Bolaños incentiva o PP e o Vox a aproveitarem o cessar-fogo no Oriente Médio para condenar essa "guerra ilegal"

O ministro da Presidência, Justiça e Relações com os Poderes Legislativos, Félix Bolaños, durante sua audiência perante a Comissão Constitucional para apresentar o Plano Normativo 2025 do Governo, em 8 de abril de 2026, em Madri (Espanha). Audiência na qu
Eduardo Parra - Europa Press

MADRID 8 abr. (EUROPA PRESS) -

O ministro da Presidência, Justiça e Relações com as Cortes, Félix Bolaños, pediu nesta terça-feira ao PP e ao Vox que mudem de posição em relação ao conflito no Oriente Médio e que, agora que foi alcançado um cessar-fogo, condenem “sem qualquer tipo de atenuante, com veemência” uma guerra “ilegal, contrária ao direito internacional e aos direitos humanos”.

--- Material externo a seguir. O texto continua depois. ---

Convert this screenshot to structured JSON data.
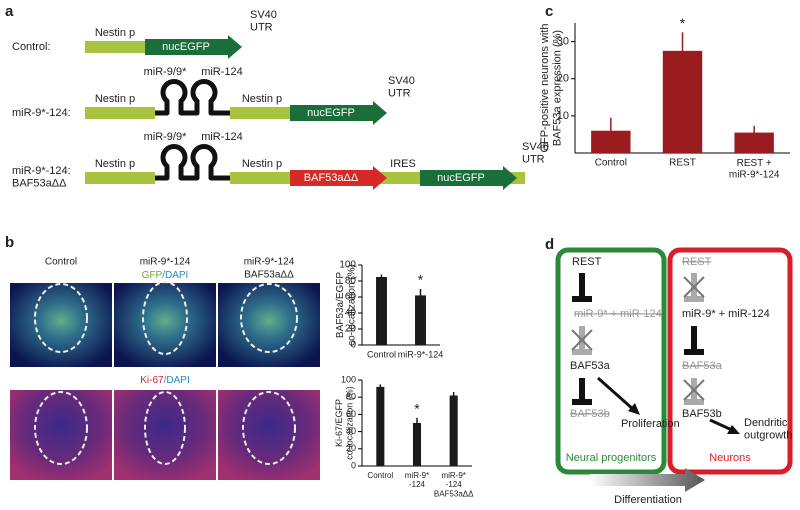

Em declarações à imprensa antes de sua comparecimento na Comissão Constitucional do Congresso, Bolaños saudou como “uma notícia muito boa para o mundo e para a paz” a trégua na guerra do Irã anunciada nesta madrugada e espera que esse fato “faça com que os dois partidos políticos que, na Espanha, o PP e o Vox, não apoiaram a paz, mudem de posição”. “Que percebam que a guerra só leva à destruição, à morte, ao caos, à ruína econômica”, acrescentou.

O ministro afirmou também que não compreende a mensagem do líder do PP, Alberto Núñez Feijóo, na rede social 'X', na qual ele assinalava nesta terça-feira que “em momentos delicados” é preciso “sensatez” e “não brutalidade”. "Gostaria de saber se os jornalistas entenderam isso. Mas, de qualquer forma, acredito que é fundamental que o Partido Popular e o Vox mudem de posição em relação à guerra", insistiu.

A TRÉGUA "COINCIDE COM A POSIÇÃO DA ESPANHA"

O ministro da Justiça afirmou que essa trégua coincide com a posição que a Espanha tem mantido "em todos os momentos" sobre o conflito no Oriente Médio, de apostar "na diplomacia, no diálogo, nos acordos e na paz".

“A partir daqui, esperemos que esta trégua seja o caminho definitivo para uma paz justa e duradoura”, assinalou o ministro, que defendeu que se continue trabalhando para que “a diplomacia, as vias multilaterais, a negociação e os acordos se imponham à lei do mais forte”.

Bolaños também garantiu que o Governo gostaria que esta trégua estendesse seus efeitos também ao Líbano, “onde milhares de libaneses estão sendo expulsos de suas casas e massacrados pelo exército de Israel”.